Nadhia a compté ses amis dan le combat mené avec Hamma, elle en avait beaucoup. Mais aujourd'hui Bertrand Delanoé ne compte pas parmi eux. "Il y a quinze ans, un avocat de Tunis m'avait dit que Delanoé souhaitait me rencontrer, mais discrètement. j'ai évidemment refusé. Son soutien n'avait pas à être discret". Ce qu'il n'a pas été, l'ami Bertrand, lorsqu'en rencontrant Nadhai récemment, il s'est quasiment jeté dans ses bras, ostensiblement. Le maire de Paris, très défendu par la Ligue des droits de l'homme, qui a toujours été reçue et écoutée à la Mairie de Paris, a multiplié les rencontres avec les démocrates ces derniers jours. N'en a -t-il pas fait trop?
Lors des manifestations de ces derniers jours, Radhia a été entourée par une vingtaine de flis. Tous veulent créer un syndicat, se refaire une virginité. "C'est vous ou Hamma qui devriez devenir ministre de l'Intérieur, vous l'avez beaucoup fréquenté le ministère, vous le connaissez bien"? Quelle formidable capacité d'humour montrent les Tunisiens! Ce peuple aime blaguer, rire. Ce qu'il a du souffrir face au régime paranoiaque de Ben Ali qui lui imposait jusqu'à la couleur violette, la couleur du régime, sur les barrières et autres batiments publics.
Le téléphone sonne, c'est le batonnier. Rhadia pourra récupérer son ordinateur et son appareil photo, saisis lorsque la police politique est venue arrèter Hamma le 12 janvier à son domicile en l'enlevant brutalement. On avait craint pour sa vie. Or, cette fois, il ne sera pas torturé, juste incité à promettre qu'il restera tranquille. Ce qu'il ne va pas faire: "je n'ai aps peur, j'aime ma femme, je ne cherche pas l'argent: ils ne pouvaient rien sur moi".
Hamma avait moins de vingt ans lorsqu'il est arrèté en 1972 par les flics de Bourguiba, qui n'était pas un saint, il fait le rappeler. "Que cherches-tu", demandent les flics. "La démocratie", répond-il. Ils l'emmènent alors à "la salle d'opération", le nom qu'ils donnent à la salle de tortute. Ils déversent un sac de batons, fouets et autres instruments de torture devant lui: "Tu es démocrate, et bien choisis".
Lorsqu'après vingt jours de sévices, il sort du ministère de l'Intérieur, Hamma remonte l'avenue Bourguiba, les larmes aux yeux. "Je pensais, nous avons perdu notre dignité". Et il ajoute:
"J'avais trouvé une nouvelle identité, la dignité".

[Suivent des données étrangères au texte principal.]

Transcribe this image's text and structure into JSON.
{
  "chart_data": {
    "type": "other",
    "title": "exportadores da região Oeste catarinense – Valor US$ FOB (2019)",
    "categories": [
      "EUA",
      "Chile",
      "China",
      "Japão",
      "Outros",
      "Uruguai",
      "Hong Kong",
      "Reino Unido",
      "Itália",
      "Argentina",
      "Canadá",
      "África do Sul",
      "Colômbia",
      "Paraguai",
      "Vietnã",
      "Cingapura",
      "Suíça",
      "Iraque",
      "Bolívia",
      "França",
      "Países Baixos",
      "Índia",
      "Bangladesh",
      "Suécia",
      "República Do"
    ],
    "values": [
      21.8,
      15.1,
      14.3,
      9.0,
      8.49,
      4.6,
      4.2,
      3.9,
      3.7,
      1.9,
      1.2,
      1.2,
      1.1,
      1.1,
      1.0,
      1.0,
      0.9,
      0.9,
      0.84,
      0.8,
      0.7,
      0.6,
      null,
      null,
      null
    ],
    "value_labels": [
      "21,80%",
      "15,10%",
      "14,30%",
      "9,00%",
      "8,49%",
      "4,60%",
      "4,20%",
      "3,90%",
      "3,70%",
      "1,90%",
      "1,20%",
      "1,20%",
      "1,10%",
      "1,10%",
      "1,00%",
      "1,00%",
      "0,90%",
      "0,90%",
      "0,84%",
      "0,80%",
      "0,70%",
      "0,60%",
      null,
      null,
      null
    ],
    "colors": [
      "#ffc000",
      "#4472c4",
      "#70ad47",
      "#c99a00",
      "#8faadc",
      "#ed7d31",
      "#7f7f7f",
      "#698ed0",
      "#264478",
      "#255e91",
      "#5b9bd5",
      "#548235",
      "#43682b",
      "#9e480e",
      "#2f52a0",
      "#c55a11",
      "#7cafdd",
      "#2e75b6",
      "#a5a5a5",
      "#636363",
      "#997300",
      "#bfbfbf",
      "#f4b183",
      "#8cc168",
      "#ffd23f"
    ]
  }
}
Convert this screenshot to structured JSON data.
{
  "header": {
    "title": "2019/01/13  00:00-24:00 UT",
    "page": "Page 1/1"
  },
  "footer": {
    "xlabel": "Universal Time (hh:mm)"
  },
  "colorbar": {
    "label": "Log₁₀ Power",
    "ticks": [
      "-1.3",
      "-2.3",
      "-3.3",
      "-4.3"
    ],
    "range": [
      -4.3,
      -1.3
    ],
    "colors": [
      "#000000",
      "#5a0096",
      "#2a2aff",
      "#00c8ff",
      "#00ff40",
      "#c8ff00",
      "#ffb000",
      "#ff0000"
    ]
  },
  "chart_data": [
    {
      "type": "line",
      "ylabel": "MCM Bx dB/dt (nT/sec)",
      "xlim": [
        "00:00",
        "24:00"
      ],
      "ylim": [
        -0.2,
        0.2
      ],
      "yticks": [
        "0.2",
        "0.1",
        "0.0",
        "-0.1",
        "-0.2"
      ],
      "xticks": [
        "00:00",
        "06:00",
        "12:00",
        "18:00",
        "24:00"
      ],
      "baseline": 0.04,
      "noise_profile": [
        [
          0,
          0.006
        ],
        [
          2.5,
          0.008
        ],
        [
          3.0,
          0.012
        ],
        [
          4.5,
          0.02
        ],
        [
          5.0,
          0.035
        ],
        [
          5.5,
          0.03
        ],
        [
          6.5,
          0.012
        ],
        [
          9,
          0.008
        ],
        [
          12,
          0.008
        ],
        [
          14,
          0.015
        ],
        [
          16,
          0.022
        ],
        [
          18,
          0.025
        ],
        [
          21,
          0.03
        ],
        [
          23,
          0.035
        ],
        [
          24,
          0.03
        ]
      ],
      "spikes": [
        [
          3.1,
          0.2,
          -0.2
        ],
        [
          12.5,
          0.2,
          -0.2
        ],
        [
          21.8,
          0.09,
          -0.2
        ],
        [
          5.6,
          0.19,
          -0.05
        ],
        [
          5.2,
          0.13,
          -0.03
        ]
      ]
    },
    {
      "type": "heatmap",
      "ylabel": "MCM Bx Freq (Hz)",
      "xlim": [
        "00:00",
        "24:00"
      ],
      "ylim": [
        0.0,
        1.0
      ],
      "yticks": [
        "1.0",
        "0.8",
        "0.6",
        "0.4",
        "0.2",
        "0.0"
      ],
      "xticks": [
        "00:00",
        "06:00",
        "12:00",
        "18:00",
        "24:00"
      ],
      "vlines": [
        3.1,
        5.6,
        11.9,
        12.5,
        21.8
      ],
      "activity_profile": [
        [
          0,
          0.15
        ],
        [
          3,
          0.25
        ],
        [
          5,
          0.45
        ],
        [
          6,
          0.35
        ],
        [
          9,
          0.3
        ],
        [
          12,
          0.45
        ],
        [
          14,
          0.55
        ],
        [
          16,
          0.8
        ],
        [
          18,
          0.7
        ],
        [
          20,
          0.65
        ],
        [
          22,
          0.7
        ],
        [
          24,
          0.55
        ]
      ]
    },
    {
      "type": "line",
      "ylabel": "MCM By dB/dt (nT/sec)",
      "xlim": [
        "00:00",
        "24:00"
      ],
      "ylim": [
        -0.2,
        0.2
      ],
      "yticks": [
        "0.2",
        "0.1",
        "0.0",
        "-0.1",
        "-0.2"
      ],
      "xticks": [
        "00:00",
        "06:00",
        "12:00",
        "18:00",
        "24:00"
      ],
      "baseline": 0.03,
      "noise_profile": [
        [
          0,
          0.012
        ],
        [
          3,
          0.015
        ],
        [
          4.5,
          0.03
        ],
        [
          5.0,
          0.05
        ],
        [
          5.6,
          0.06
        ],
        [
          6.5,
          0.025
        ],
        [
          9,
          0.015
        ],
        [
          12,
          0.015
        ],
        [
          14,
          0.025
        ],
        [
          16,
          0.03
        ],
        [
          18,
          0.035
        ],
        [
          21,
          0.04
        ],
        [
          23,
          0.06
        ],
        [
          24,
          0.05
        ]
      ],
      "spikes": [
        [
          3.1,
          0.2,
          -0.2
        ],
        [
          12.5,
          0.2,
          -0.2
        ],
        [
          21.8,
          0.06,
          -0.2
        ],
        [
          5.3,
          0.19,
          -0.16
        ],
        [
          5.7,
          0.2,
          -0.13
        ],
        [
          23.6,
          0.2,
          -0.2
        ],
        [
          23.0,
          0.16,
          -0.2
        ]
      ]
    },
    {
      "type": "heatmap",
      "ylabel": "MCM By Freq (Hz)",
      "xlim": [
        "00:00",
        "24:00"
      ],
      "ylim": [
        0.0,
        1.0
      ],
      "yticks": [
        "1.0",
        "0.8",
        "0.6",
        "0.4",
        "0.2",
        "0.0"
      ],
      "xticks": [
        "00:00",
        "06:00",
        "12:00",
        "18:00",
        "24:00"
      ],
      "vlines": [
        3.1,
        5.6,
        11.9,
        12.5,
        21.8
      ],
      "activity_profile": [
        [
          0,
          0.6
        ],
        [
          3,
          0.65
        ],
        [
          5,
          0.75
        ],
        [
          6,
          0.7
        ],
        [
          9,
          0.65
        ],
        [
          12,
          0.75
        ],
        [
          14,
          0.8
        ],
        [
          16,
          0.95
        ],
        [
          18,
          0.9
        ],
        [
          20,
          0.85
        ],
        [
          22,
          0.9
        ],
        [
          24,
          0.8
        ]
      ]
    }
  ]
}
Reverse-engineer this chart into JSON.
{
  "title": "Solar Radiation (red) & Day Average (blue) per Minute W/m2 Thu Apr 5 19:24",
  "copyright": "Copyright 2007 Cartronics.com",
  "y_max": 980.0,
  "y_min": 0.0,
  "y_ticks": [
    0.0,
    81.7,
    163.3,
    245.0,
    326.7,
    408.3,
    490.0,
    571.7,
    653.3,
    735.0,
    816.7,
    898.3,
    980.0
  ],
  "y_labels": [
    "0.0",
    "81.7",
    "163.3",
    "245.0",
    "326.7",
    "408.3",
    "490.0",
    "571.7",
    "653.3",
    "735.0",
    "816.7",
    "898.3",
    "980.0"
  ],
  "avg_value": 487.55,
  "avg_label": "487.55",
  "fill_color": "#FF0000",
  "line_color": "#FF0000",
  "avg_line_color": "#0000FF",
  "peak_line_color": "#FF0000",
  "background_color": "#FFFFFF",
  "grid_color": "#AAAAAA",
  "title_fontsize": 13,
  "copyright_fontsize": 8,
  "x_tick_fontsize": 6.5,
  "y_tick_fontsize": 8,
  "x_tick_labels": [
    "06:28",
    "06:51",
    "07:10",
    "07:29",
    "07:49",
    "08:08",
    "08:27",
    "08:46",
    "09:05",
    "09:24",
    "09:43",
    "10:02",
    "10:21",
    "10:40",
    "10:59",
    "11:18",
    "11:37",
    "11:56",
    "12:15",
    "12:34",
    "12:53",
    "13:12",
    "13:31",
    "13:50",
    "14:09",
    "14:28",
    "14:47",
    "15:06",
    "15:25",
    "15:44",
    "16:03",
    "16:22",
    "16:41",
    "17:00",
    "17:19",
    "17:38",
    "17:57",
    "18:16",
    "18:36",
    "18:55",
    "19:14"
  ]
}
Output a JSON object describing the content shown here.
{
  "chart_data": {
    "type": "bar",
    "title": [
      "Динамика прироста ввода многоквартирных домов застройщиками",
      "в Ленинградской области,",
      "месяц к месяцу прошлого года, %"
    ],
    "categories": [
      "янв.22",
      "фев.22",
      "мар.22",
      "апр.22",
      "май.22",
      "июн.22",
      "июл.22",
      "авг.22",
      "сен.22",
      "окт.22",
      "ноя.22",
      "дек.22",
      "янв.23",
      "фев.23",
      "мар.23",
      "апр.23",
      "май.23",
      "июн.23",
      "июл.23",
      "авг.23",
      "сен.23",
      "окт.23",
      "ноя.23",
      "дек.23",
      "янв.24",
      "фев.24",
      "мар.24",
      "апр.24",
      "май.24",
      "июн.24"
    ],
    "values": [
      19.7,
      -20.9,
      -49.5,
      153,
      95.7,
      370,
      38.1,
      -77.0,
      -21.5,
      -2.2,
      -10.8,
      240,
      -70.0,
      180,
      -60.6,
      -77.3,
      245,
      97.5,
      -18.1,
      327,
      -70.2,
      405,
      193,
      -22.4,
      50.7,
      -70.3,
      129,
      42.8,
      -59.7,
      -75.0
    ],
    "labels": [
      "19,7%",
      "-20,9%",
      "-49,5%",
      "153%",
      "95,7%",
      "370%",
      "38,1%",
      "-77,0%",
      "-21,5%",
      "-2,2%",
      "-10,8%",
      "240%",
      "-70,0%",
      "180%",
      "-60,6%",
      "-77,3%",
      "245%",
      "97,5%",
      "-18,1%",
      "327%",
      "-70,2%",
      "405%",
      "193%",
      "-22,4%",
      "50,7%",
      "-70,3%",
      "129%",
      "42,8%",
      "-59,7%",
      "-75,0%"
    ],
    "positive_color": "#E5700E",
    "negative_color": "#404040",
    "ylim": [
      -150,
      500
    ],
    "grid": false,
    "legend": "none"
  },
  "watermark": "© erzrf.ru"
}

Hamma et Radhia disent qu'ils aspirent désormais à se reposer. on ne les croit pas. Rhadia s'appète à partir pour le 8 mars à Caracas. Hamma court d'une chaine de télévision à une réunion militante, sans s'accorder une minute
Quelle belle leçon de courage, de dignité et d'humanité! Merci à vous deux et à vos trois filles.